132 Decimal Digits

Parse 24146959931746498315183988117419243749994763...

24146959931746498315183988117419243749994763...

29922333926938469128211229748433576833895712...

41919171898783211437338163728611572291973121

Parse 132 decimal digits here.

Prime numbers are greater than 1 with only two factors, 1 their respective selves.

You are given a 132-place row of decimal digits formed by concatenating some 24-36 prime numbers each ranging in magnitude from 101 to 999983.

You are asked is to separate the given into its consecutive 3-place, 4-place, 5-place, or 6-place, prime-number components leaving no non-prime numbers in between.

Here is an example:

21152259574687254899263358157527959348745751...

68292812439916827174191259592139276796134847...

51497352457363329377818952125499377274315521

Its twenty-eight consecutive prime-number components are:

211

52259

574687

254899

263

358157

5279

593

487457

516829

281243

991

6827

17419

1259

592139

2767

9613

484751

4973

52457

363329

37781

89521

254993

7727

431

5521

Here is a hint.

Prune the ends in turn until there are none of the original decimal digits remaining.
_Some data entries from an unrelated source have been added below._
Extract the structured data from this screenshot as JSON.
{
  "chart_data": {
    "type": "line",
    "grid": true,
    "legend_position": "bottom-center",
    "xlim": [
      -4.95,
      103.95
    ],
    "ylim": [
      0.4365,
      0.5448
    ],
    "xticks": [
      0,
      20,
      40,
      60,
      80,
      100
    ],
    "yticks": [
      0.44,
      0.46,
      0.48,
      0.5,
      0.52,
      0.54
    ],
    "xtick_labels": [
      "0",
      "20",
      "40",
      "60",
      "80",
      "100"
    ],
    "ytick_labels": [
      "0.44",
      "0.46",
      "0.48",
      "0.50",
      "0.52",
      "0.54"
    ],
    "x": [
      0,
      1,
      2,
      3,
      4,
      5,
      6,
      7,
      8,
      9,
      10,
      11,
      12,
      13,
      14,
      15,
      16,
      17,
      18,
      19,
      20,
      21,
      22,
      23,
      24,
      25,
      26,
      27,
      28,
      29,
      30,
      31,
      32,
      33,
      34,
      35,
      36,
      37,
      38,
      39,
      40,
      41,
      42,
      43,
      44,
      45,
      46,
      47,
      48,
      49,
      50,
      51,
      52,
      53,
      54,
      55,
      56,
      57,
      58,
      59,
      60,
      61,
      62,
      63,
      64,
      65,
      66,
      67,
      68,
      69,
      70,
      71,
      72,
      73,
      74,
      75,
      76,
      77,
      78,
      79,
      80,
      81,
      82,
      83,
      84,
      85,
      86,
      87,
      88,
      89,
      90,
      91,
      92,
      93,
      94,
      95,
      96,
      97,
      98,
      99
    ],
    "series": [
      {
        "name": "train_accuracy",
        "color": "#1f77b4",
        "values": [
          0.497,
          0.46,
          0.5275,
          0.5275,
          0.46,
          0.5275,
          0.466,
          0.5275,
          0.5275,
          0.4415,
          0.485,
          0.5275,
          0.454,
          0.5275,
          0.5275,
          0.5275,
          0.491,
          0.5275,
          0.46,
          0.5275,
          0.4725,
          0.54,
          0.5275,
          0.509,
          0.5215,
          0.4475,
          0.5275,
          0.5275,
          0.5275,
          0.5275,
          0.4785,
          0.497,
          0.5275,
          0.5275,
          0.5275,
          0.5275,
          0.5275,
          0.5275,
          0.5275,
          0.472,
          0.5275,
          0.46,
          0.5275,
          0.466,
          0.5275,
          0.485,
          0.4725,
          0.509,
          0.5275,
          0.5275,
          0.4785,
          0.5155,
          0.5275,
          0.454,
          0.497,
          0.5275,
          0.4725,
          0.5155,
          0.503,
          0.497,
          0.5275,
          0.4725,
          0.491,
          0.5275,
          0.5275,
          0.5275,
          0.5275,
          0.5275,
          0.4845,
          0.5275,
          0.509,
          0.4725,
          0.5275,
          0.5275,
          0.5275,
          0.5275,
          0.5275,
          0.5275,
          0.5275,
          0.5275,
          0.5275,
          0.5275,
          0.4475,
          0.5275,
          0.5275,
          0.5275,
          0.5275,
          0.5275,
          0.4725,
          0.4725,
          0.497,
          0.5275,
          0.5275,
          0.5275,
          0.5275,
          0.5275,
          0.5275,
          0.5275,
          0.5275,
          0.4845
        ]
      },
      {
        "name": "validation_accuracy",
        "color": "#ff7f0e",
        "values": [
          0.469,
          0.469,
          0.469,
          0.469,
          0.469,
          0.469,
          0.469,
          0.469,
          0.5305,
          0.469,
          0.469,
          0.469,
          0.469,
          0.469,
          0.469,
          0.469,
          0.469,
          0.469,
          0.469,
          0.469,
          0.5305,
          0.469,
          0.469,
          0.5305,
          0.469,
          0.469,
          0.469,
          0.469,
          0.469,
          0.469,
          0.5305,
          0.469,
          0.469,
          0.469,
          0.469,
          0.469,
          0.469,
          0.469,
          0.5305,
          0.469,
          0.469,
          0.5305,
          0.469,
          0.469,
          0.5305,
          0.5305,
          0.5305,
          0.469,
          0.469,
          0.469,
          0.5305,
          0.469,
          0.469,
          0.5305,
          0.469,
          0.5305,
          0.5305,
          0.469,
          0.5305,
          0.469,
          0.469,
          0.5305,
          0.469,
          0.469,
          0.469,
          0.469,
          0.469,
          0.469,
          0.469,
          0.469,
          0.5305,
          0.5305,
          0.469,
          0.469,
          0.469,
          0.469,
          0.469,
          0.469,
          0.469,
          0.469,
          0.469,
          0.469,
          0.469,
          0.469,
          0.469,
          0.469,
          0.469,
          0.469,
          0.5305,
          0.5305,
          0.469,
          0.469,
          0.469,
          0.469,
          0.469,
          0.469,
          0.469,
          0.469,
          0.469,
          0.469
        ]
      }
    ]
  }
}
With respect to the row shown above, 211 is definitely the first component to lop off.

The three alternatives on the left are not prime numbers: 2115, 21152, and 211522.

That was easy.

Okay, so far.

Here is an example of the intrinsic rub.

On the opposite end of the row, 521, 5521, and 315521 are viable candidates inasmuch as all three qualify as prime numbers.

But not 15521, which is profusely factorable: 11, 17, 83, 187, 913, and 1411.

The challenge is to repeatedly work your way out of such predicaments.